Posted on September 20, 2023

DHS Is Separating Migrant Parents from Their Children in Border Patrol Facilities

Stephen Dinan, Washington Times, September 19, 2023

Homeland Security is separating children from their families in Border Patrol facilities in Texas, saying the surge of migrants is too overwhelming to accommodate them all.

Children as young as 8 years old, who are supposed to be kept in cells with their parents, are instead being put into cells that hold unaccompanied children, according to a special monitor appointed by a federal judge to oversee border detention. The monitor said it’s possible some children younger than 8 also have been separated.

Dr. Paul H. Wise, the monitor, said the result is a new trauma inflicted on kids who have just survived the treacherous journey to reach the U.S.

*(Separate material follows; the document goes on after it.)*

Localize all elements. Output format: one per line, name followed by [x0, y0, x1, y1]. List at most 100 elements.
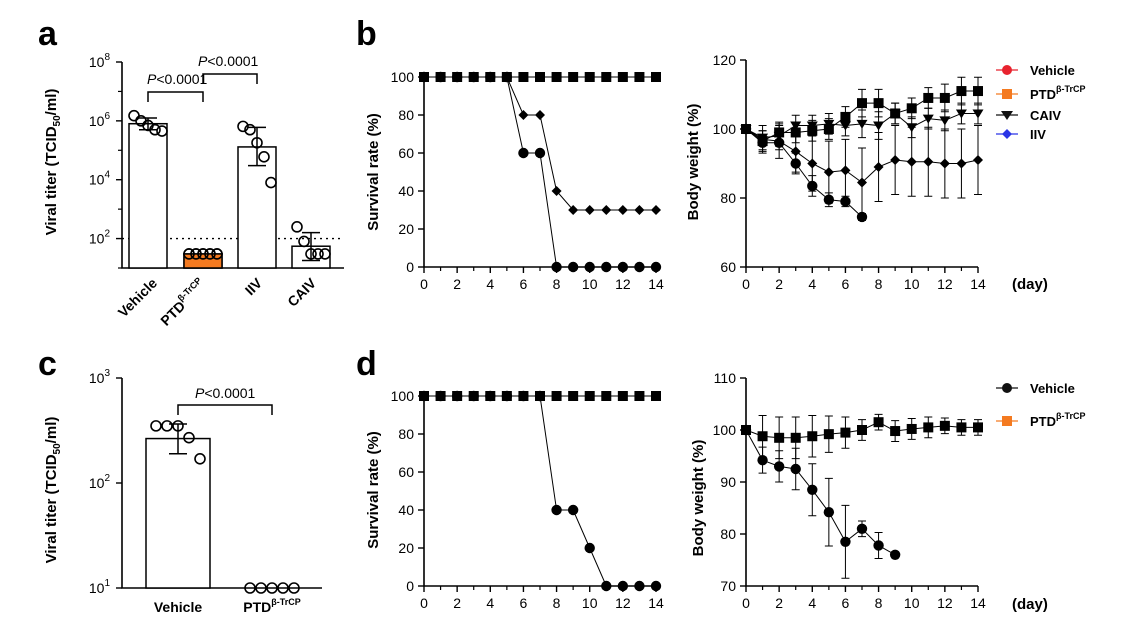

He didn’t give numbers on how many children have been separated, but said it’s bad enough that it’s erased much of the good work CBP has done over the last year to try to improve conditions for children at the border facilities.

“However, these efforts to provide trauma-informed care and a child-friendly environment have been rendered irrelevant for children who have been separated from their parents while in custody,” he said.

Family separation has been a touchy area for Homeland Security since the Trump administration, when the government tried to stop a surge of migrant families by prosecuting parents for illegal entry, a misdemeanor. Since the criminal justice system doesn’t have family jails, the children were taken and put in the care of Health and Human Services.

But the government had no way of reuniting the families once the parents’ criminal cases were completed, often after just a couple of days with a guilty plea and a sentence of time served. Thousands of children were separated.

The current border situation is different, in that the families are at the same facility and are reunited once they leave, the special monitor said.

But the surge of migrants means that they are regularly separated while in holding cells, with the children held in child-only rooms.